I’m going to give you a random reinforcement schedule below to help get you started. You can then develop your own random schedules as your dog gets further along with other types of rewards. These subsequent schedules should use less and less food treats and more of other types of rewards. Make a list of all the things your dog loves and use them in your Random Reinforcement Schedules.

Ideas for other types of rewards could be:

  • Praise
  • A short game of Tug
  • A short chase game (he chases you)
  • A short game of frisbee
  • A chance to chase a squirrel
  • Fetching a squeaky toy
  • Applause
  • Petting

Here are two samples of Random Reinforcement Schedules. The numbers listed are those times that a dog does a behavior in which he is rewarded with food. All other times are rewarded with alternatives.

1, 3, 6, 8, 9, 10, 13, 15, 16,18, 21, 22, 23, 26.

Here’s one more to follow:
2, 4, 7, 10, 12, 13, 15, 18, 19, 20, 22, 25, 26.

CHOOSING THE RIGHT SHELTER DOG TO ADOPT

Do your research first! You want to make the proper selection by researching the breed(s) that may work well for your family’s lifestyle. Two very helpful books to help you figure out which breed (or mixed breed) to adopt for your family’s lifestyle are: Animal Planet’s “Complete Guide to Dog Breeds” by Diane Morgan (available in paper and digital (ibooks), and “Meet Your Dog,” by Kim Brophey (available online in e-book and also as audio). Nothing is 100% guaranteed, but this sure is a good way to get started before you walk through the shelters.

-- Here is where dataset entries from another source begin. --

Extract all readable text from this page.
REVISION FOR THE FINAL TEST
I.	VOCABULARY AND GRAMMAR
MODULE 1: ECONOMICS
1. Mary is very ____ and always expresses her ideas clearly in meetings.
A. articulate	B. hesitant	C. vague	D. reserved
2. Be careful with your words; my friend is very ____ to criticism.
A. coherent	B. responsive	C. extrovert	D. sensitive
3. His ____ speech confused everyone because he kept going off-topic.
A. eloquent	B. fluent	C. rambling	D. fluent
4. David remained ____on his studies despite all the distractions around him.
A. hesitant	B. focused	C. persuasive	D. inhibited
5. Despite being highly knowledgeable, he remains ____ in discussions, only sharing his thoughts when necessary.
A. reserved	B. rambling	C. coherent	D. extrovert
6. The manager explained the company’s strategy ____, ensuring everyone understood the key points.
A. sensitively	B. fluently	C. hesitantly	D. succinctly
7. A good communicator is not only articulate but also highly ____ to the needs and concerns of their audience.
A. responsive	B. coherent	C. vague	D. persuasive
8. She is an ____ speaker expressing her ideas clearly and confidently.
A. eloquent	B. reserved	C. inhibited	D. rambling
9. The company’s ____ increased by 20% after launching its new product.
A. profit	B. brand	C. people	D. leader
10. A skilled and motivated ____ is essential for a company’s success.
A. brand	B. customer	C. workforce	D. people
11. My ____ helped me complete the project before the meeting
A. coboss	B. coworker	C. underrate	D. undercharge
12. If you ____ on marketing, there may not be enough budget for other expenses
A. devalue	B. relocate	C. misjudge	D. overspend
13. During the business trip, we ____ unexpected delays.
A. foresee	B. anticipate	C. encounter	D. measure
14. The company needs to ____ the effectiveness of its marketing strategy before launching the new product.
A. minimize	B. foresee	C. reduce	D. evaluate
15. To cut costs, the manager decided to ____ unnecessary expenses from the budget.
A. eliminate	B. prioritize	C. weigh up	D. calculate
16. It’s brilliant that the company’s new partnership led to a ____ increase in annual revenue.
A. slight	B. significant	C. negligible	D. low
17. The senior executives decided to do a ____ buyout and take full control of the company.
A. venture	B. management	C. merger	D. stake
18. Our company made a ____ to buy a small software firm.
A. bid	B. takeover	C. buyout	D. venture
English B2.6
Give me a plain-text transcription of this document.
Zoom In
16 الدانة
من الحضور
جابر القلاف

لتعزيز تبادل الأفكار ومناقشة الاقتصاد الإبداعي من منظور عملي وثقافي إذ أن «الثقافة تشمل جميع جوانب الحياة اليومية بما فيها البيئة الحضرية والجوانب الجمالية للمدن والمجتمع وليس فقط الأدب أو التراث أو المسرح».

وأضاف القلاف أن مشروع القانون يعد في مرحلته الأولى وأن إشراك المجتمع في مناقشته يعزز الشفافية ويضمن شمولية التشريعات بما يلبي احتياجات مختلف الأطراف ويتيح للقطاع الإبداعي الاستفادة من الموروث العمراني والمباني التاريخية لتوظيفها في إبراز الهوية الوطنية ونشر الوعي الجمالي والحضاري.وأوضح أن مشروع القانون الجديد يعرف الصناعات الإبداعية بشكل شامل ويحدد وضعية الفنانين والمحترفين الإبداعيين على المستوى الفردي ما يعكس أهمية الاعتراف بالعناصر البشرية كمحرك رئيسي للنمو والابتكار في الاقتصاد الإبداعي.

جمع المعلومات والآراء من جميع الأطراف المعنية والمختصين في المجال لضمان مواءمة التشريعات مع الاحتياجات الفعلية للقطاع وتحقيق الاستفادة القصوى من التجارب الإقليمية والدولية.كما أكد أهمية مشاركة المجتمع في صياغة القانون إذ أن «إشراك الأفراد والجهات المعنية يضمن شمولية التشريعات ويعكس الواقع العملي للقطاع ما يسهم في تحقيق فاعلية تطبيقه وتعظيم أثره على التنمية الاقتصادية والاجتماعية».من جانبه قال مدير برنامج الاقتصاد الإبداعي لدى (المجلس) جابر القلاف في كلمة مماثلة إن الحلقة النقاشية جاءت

The problem with going to the shelter prior to doing your research is… you will fall in love with a dog! It’s very easy for all of us to make an impulsive decision. This happens a lot, and then within the first couple of weeks, adopters may already be feeling remorseful about having made a bad choice. Doing your research and making good decisions can prevent you from having to return a dog back to the shelter. 

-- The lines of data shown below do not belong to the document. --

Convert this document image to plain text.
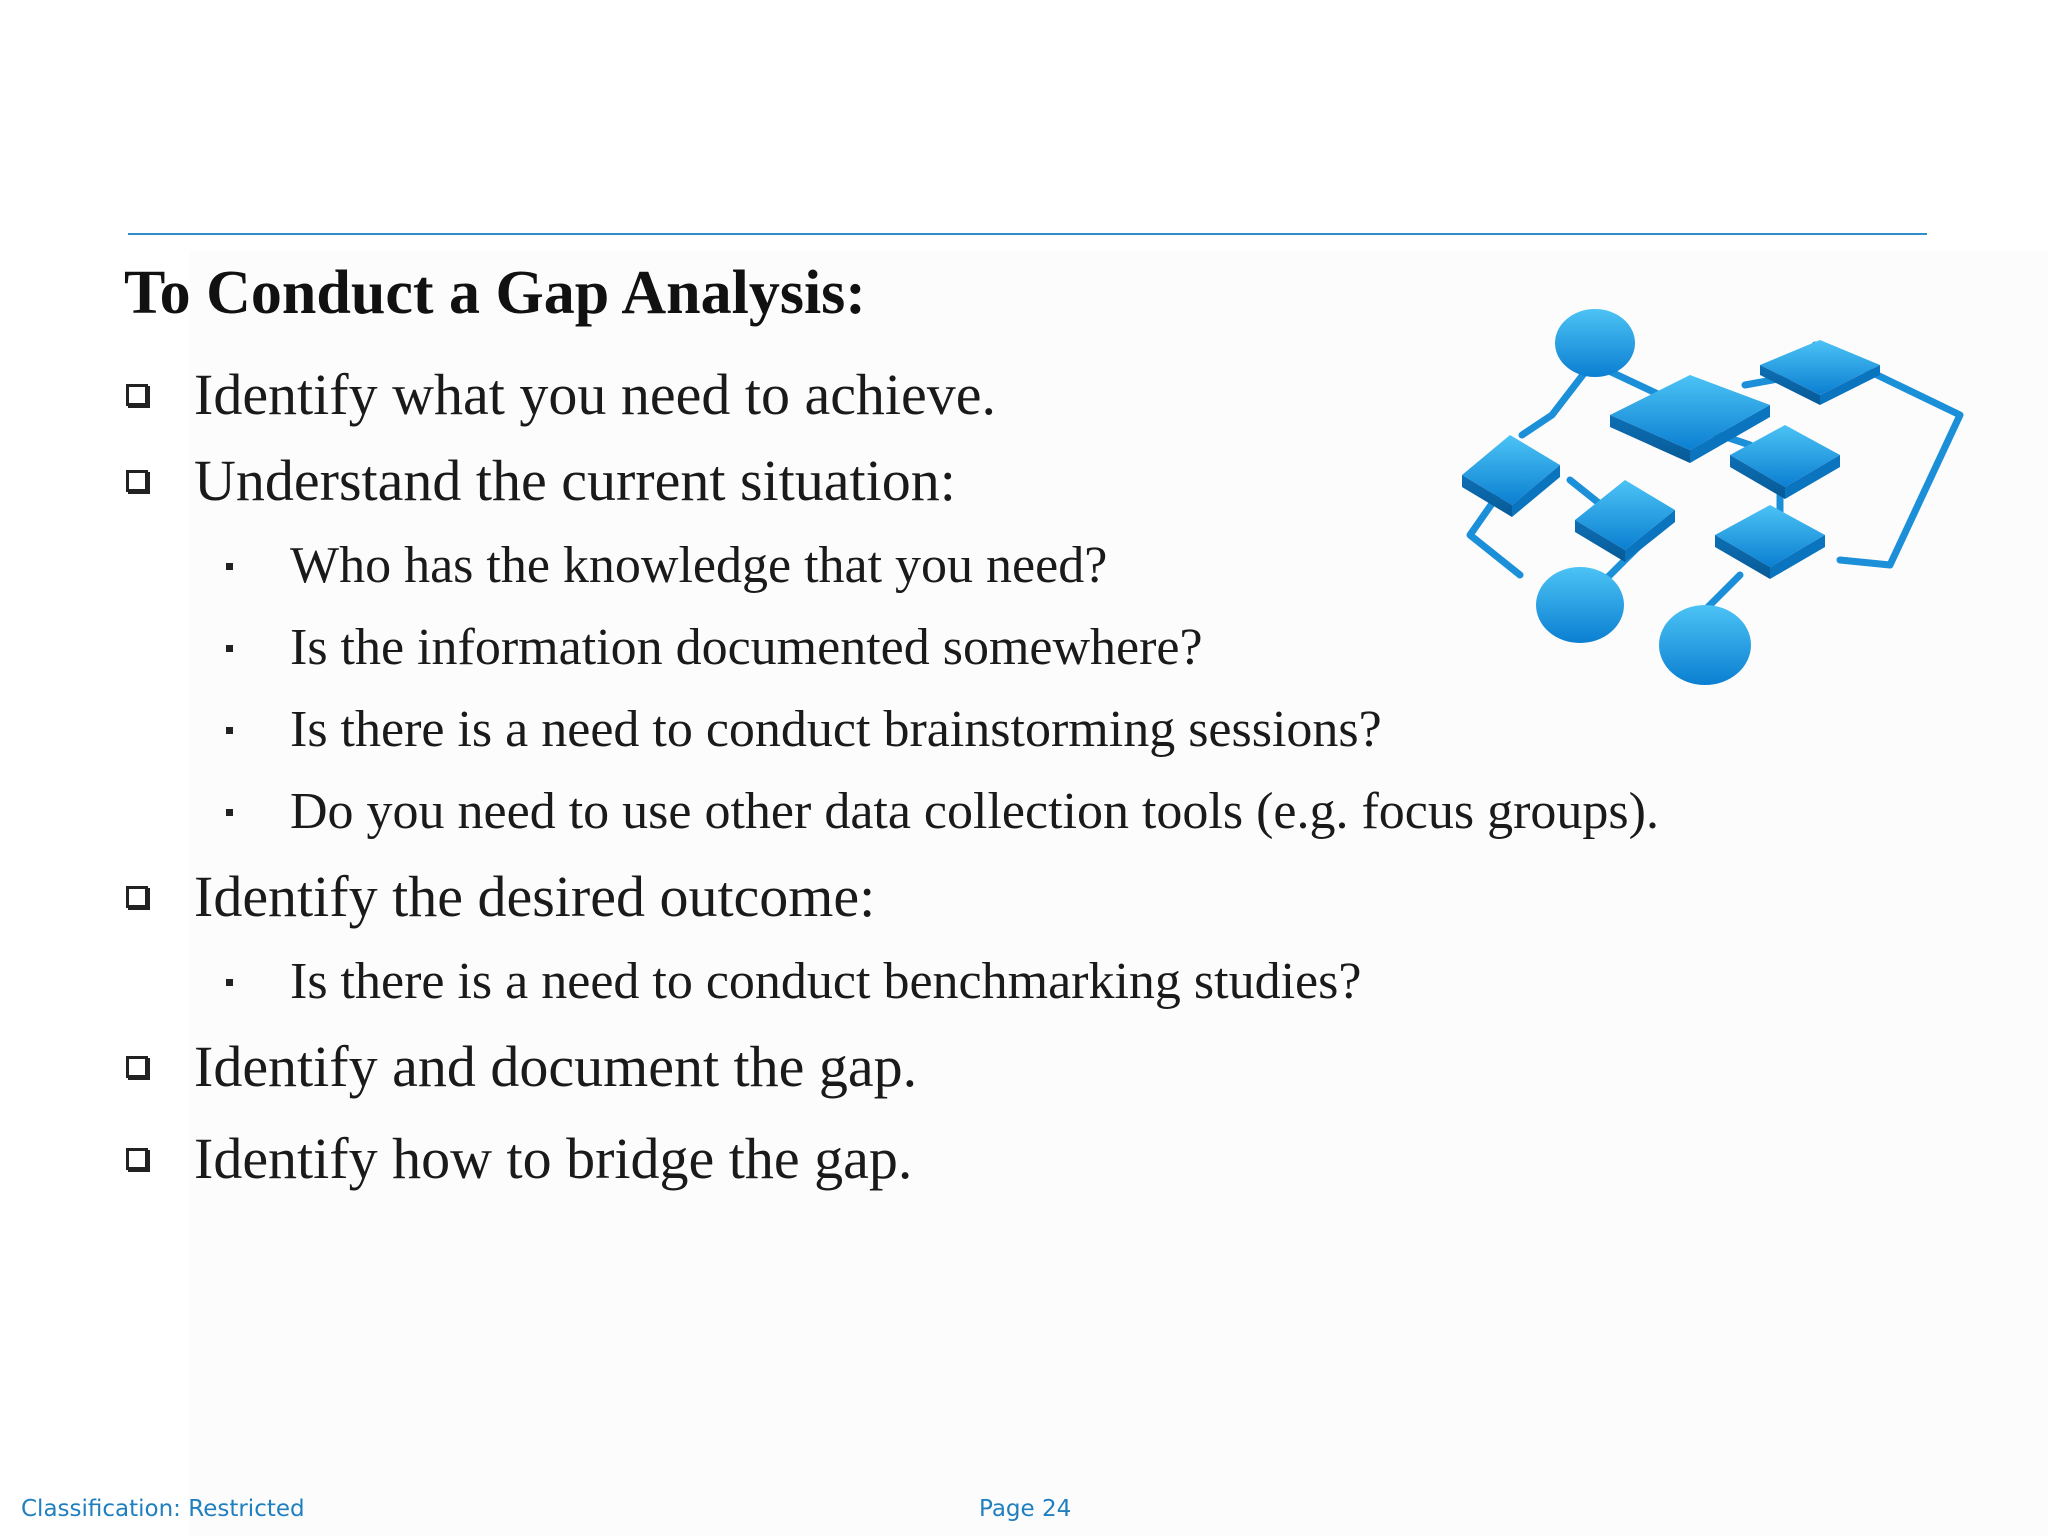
To Conduct a Gap Analysis:
Identify what you need to achieve.
Understand the current situation:
Who has the knowledge that you need?
Is the information documented somewhere?
Is there is a need to conduct brainstorming sessions?
Do you need to use other data collection tools (e.g. focus groups).
Identify the desired outcome:
Is there is a need to conduct benchmarking studies?
Identify and document the gap.
Identify how to bridge the gap.
Classification: Restricted	Page 24
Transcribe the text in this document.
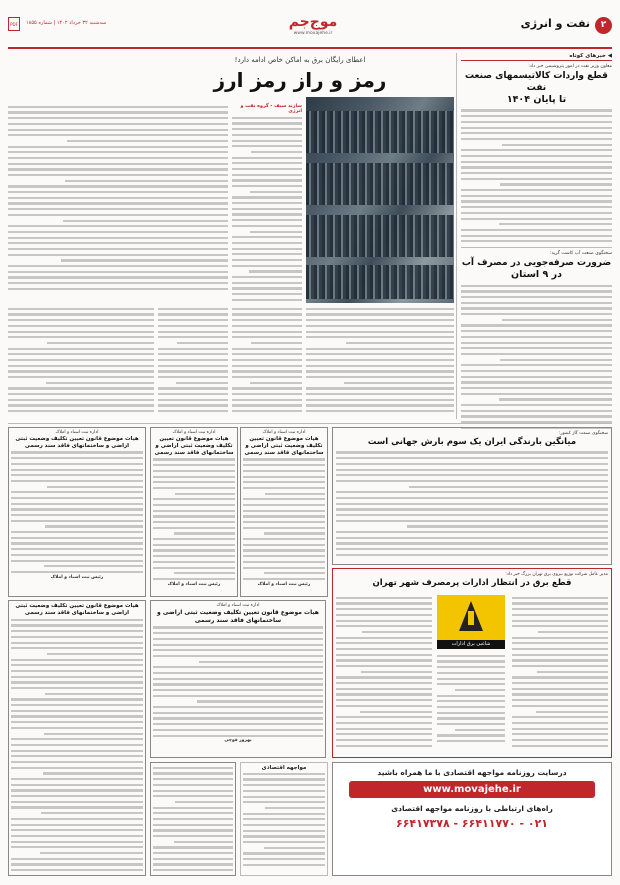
۲
نفت و انرژی
موج‌جم
www.movajehe.ir
سه‌شنبه ۳۲ خرداد ۱۴۰۲ | شماره ۱۸۵۵
PDF
◀ خبرهای کوتاه
معاون وزیر نفت در امور پتروشیمی خبر داد:
قطع واردات کالاتیسمهای صنعت نفت
تا پایان ۱۴۰۴
سخنگوی صنعت آب کاشت گرید:
ضرورت صرفه‌جویی در مصرف آب
در ۹ استان
اعطای رایگان برق به اماکن خاص ادامه دارد!
رمز و راز رمز ارز
سازند سیف - گروه نفت و انرژی
سخنگوی صنعت گاز کشور:
میانگین بارندگی ایران یک سوم بارش جهانی است
مدیر عامل شرکت توزیع نیروی برق تهران بزرگ خبر داد:
قطع برق در انتظار ادارات پرمصرف شهر تهران
شاغبی برق ادارات
درسایت روزنامه مواجهه اقتصادی با ما همراه باشید
www.movajehe.ir
راه‌های ارتباطی با روزنامه مواجهه اقتصادی
۶۶۴۱۷۳۷۸ - ۶۶۴۱۱۷۷۰ - ۰۲۱
مواجهه اقتصادی
اداره ثبت اسناد و املاک
هیات موضوع قانون تعیین تکلیف وضعیت ثبتی اراضی و ساختمانهای فاقد سند رسمی
رئیس ثبت اسناد و املاک
اداره ثبت اسناد و املاک
هیات موضوع قانون تعیین تکلیف وضعیت ثبتی اراضی و ساختمانهای فاقد سند رسمی
رئیس ثبت اسناد و املاک
اداره ثبت اسناد و املاک
هیات موضوع قانون تعیین تکلیف وضعیت ثبتی اراضی و ساختمانهای فاقد سند رسمی
بهروز قوچی
اداره ثبت اسناد و املاک
هیات موضوع قانون تعیین تکلیف وضعیت ثبتی اراضی و ساختمانهای فاقد سند رسمی
رئیس ثبت اسناد و املاک
هیات موضوع قانون تعیین تکلیف وضعیت ثبتی اراضی و ساختمانهای فاقد سند رسمی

Observe the dog’s behavior and demeanor with everyone in your family. When you’re observing the dogs in their cages, look for the dog that seems happy and excited to see all of you.  However, some dogs can’t stop barking because they’re so anxious and miserable in that environment. It’s a good idea to ask to meet and interact with a dog outside where he’s feeling less confined.

I know it’s very sad to see a dog hunkered down at the back of the kennel, but I would avoid that dog unless you are experienced working and living with very fearful, and possibly aggressive dogs. Don’t think that your love will cure him and all will be fine!

Remember that there is always a ‘honeymoon period’ when adopting a dog. That honeymoon normally lasts anywhere between 2 weeks and 6 months (I adopted a dog years ago that took one solid year before I learned exactly who he was). Little by little your new dog will eventually show some behaviors that you hadn’t seen before. As he becomes more secure in his new home and environment, and as you develop a relationship with him (based on trust!), he will become the dog he was. This is why early on, you must train your new rescue with positive methods! You must set some rules (sit for everything he wants and all food, and no attention on demand), create some boundaries from the start (no sleeping in your bed for at least a year!), and no spoiling tactics because his past life was most likely very bad!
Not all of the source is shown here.